サンチェスは軽くその宝石をよけると、片手を伸ばしてキャッチした。

アマド刑事は投げた反動でそのまま床にへたり込んでいる。

エクトル警部は今がどういう状況なのかよくわかっていないようだった。

ただ、サンチェスに盗まれそうな宝石をアマド刑事がサンチェスに投げつけて盗まれたことはわかった。

そして、何故アマド刑事は急にサンチェスに宝石を投げつけたのか、と疑問も生まれた。

エクトル警部はどうしたらいいのかわからないようだったが、まずはアマド刑事の方を向いた。

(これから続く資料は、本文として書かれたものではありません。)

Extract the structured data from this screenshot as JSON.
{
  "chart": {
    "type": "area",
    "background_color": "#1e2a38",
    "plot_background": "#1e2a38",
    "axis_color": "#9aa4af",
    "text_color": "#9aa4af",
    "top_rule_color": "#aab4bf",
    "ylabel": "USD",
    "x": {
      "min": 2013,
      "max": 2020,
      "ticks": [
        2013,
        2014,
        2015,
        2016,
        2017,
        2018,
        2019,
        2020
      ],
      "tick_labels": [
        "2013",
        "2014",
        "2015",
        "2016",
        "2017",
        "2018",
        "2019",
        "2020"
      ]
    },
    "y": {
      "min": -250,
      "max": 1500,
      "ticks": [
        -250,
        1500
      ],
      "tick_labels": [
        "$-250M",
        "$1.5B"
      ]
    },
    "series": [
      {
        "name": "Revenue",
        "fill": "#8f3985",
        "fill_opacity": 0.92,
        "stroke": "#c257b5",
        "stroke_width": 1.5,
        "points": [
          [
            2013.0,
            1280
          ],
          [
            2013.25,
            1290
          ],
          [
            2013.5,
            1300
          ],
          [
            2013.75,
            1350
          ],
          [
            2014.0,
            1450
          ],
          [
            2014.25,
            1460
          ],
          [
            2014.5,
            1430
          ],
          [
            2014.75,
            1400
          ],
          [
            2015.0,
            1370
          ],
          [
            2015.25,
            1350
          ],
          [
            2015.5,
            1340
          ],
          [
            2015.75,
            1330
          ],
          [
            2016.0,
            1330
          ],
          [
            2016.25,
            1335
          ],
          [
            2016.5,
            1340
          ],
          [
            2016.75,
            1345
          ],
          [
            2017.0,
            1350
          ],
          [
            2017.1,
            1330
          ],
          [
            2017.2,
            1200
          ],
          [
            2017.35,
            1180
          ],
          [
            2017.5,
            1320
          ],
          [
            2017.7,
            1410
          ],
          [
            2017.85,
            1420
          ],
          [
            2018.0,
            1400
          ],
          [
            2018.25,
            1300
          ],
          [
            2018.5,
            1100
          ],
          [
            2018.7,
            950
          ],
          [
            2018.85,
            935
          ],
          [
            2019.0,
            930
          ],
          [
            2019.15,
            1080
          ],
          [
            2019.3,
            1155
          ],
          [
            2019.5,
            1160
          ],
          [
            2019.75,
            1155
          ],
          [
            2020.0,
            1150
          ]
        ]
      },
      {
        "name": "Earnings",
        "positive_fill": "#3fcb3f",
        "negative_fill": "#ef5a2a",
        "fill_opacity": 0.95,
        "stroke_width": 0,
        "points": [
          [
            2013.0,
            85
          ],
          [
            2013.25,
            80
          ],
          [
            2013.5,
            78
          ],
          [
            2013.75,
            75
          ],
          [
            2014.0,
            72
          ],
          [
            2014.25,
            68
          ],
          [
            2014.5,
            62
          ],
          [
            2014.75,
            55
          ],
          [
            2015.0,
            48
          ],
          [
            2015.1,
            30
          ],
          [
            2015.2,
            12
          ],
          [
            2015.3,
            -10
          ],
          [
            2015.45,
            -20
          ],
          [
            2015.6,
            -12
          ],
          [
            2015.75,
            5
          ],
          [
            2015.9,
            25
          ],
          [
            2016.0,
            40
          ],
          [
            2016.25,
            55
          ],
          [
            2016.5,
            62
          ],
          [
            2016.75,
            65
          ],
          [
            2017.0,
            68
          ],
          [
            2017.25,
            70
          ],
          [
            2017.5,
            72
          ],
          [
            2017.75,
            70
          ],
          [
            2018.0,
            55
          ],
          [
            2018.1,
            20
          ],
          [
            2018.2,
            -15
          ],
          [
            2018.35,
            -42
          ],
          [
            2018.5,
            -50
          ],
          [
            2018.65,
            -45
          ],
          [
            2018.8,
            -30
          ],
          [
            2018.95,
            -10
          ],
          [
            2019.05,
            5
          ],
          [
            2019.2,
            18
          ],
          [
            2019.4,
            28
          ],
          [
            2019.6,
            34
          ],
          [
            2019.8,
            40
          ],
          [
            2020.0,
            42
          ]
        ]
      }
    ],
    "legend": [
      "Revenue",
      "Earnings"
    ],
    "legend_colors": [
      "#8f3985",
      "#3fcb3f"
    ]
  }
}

「なんで宝石を投げたんですか!サンチェスに盗られてしまったでしょう。」

エクトル警部はアマド刑事に半ば叫びながら尋ねた。

アマド刑事は放心状態のようだったが、焦点の合わない目でエクトル警部を見ながら言った。

「何らかの方法でサンチェスを追い払おうとして……」

アマド刑事はそう言いながらまたふらふらとして倒れかけた。

エクトル警部は周りの警官に言ってアマド刑事を病院に緊急搬送させようかと考えた。

しかし、サンチェスの一言で阻まれることになる。

「ちょっと待っていただけますか、エクトル警部。アマド刑事にいくつか言っておきたいことがありますので。」

サンチェスの言葉に一旦エクトル警部は動きを止めた。

憔悴しきっているアマド刑事に何を言ってもわからないだろう、とは思ったものの、エクトル警部は一応のためにサンチェスの話を聞くことにする。

周りを警官で包囲しているのだから、逃げられる心配も少ないだろう。



「アマド刑事、あなたは過去に犯罪を犯したことがありますか?」

サンチェスの声で、アマド刑事の肩は目に見えて震えた。

エクトル警部は、アマド刑事が何らかの悪事を働いていたことに確信を持った。